Shavitz hocha la tête.
– Si on suppose que les Iraniens bluffent et ne possèdent aucune arme nucléaire, on peut affirmer en toute confiance que s’ils lancent une attaque majeure contre nous, un certain pourcentage de notre population gagnerait les abris à temps, que certains de ces abris tiendraient le coup, et que par la suite, une poignée de survivants en sortirait en vie. Mais ne croyez pas une seconde qu’ils reconstruiraient. Ils seraient traumatisés, démunis de tout, errant à travers un paysage lunaire et dévasté. Que ferait le Hezbollah alors ? Ou les Turcs ? Ou les Syriens ? Ou les Arabes ? Se précipiter pour apporter de l’aide et du réconfort aux derniers vestiges de la société israélienne ? Je ne le crois vraiment pas.
Yonatan prit une grande respiration.
– Y a-t-il d’autres options ?
– Juste une. Une idée lancée par les Américains. Envoyer en Iran un petit commando pour découvrir si les armes nucléaires sont réelles, et pour déterminer leurs positions.
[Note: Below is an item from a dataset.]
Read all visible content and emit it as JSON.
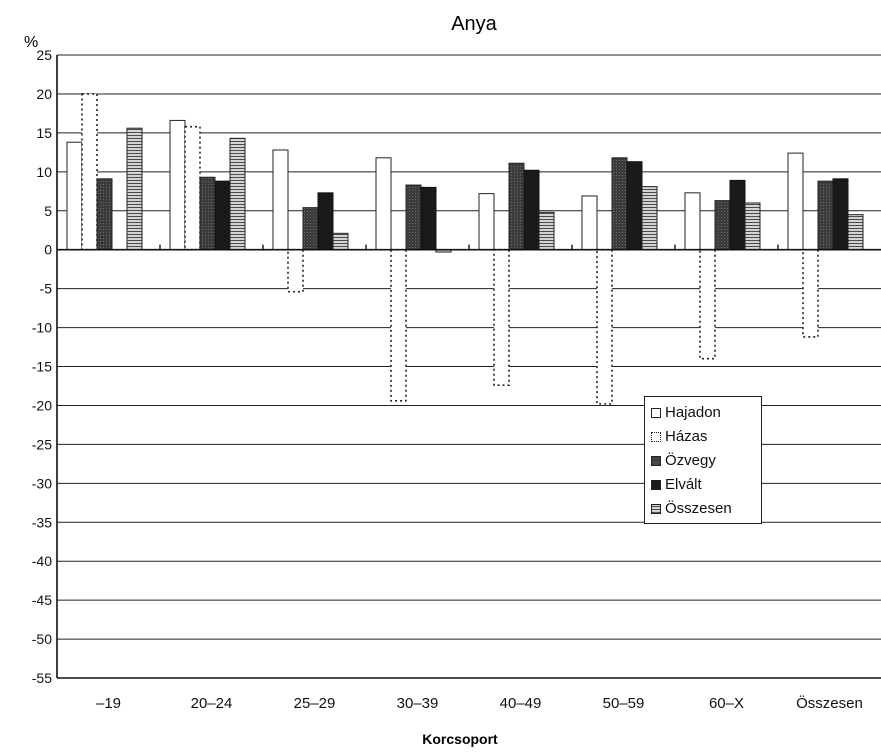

Puis les forces américaines viendraient frapper avec précision ces positions, peut-être avec notre participation, ou peut-être pas. Si les Américains lancent une attaque précise et limitée et ne détruisent que les armes nucléaires, les Iraniens peuvent hésiter à riposter.
C’était une idée que Yonatan détestait. Il la détestait à cause de toutes ces pertes inutiles – la perte d’agents précieux et hautement qualifiés – déjà subies lors de précédentes infiltrations en Iran. Il détestait cette idée parce qu’il serait obligé d’attendre pendant que les agents disparaîtraient, ignorant s’ils pourraient refaire surface et s’ils sauraient quoi que ce soit à ce moment-là. Yonatan n’aimait pas devoir attendre – pas quand l’horloge tournait et que les Iraniens pouvaient lancer leur attaque massive à tout moment.